TURNING IT AROUND: The Cardinals have turned things around quickly under Keim and Arians. Arizona has matched a team record with 21 wins in their two seasons at the helm and reached the playoffs last season for the first time since 2009 despite a litany of injuries.
The Keim-Arians brain trust has had some success finding immediate contributors during their first two drafts, including safety Deone Bucannon, linebacker Alex Okafor and running back Andre Ellington.
NOT PERFECT: Some of the top picks have struggled with injuries, though.
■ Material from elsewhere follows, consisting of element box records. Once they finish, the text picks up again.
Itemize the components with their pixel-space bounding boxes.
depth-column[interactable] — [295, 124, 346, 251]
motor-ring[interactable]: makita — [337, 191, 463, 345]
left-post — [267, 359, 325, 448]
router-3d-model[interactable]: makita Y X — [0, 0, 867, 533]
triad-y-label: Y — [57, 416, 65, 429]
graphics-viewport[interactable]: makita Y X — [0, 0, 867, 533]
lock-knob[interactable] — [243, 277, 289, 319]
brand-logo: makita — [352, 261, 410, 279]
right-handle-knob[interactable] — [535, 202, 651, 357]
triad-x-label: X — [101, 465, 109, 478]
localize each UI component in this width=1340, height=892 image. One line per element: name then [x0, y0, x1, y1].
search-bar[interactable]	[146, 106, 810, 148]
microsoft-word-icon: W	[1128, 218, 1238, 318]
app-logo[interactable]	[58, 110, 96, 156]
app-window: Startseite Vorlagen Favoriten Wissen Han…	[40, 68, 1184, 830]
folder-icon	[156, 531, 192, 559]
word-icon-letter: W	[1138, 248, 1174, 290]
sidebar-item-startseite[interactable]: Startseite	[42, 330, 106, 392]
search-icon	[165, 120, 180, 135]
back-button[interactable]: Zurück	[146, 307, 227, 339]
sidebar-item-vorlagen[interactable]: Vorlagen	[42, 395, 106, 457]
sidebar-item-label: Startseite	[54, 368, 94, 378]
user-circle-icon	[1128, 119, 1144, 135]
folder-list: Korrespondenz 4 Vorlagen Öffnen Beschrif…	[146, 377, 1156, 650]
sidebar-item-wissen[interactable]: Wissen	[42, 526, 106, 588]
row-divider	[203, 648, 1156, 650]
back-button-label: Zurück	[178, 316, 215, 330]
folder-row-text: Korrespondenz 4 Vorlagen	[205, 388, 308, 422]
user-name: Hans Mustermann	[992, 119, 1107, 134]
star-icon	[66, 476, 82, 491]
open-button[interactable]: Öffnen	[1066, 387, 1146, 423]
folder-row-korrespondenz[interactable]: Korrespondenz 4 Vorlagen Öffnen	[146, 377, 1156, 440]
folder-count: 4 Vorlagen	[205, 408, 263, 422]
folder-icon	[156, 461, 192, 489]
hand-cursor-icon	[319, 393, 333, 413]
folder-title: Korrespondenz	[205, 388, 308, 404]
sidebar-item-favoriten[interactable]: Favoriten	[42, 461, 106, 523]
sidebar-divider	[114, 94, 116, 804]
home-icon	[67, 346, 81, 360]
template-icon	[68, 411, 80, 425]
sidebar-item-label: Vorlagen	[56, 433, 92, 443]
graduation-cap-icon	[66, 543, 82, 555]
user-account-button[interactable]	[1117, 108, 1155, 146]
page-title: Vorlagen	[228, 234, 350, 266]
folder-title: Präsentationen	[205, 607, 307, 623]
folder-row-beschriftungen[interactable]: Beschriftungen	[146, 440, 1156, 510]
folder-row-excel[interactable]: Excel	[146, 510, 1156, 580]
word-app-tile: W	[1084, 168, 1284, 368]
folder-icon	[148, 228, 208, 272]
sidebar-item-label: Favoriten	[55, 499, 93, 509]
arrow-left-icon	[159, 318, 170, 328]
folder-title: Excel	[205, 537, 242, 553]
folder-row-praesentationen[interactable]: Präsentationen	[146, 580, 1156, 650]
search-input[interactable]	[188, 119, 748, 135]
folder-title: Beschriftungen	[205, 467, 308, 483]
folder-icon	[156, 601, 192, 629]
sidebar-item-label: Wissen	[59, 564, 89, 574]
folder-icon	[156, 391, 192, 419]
Guard Jonathan Cooper, linebacker Kevin Minter and safety Tyrann Mathieu have all missed significant time the past two years.
BEEFING UP: Keim beefed up the roster during the offseason, adding six players the first week of free agency, including guard Mike Iupati and inside linebacker Sean Weatherspoon.
That leaves the Cardinals with plenty of flexibility, starting with the No. 24 overall pick, where they could pick up a running back such as Melvin Gordon or Todd Gurley, a pass rusher or a cornerback.
"Going into this thing right now, we feel like we can be pretty picky about the type of players we draft, and draft the player who has the most immediate impact for us," Keim said.
INPUT EVERYWHERE: The biggest thing Keim, a former Cardinals scout, has learned from those first two drafts is to involve everyone, to talk less and listen more.
"At the end of the day, you want everybody in the building to have a high morale," Keim said. "You want the coaches to be excited about the players they're going to coach, because they have to fit, schematically, what our coaches are asking them to do."
TARGETING THE BACKFIELD: Many mock drafts have Arizona using its first-round pick on a running back.
The Cardinals found a later-round gem in 2013, when they used a sixth-round pick on Ellington, a small-but-elusive player who became the featured back last season. But there have been concerns about Ellington handling being an every-down back at his size - 5-foot-9, 199 pounds - so the Cardinals wouldn't mind adding a power back to complement him.
They could have a few good choices at No. 24 to fill that need.
Georgia's Gurley tore up opposing defenses before tearing his ACL, but has been cleared by doctors. He may get picked before the Cardinals have a chance at him, but Wisconsin's Gordon could still be there. He's a punishing runner who was the Heisman Trophy runner-up after rushing for 2,587 yards last season, second most in FBS history.
"You look at him (Gordon) and Todd Gurley who a lot of people talk about as the top two backs, it's pick your poison," Keim said. "They're two different styles. One is a little more of a straight-line banger and uses his size and physicality, and the other guy is a little more of a dynamic perimeter runner. They have a different skill set, both are very good players, though."
Arizona does have plenty of options - with that pick and all the others.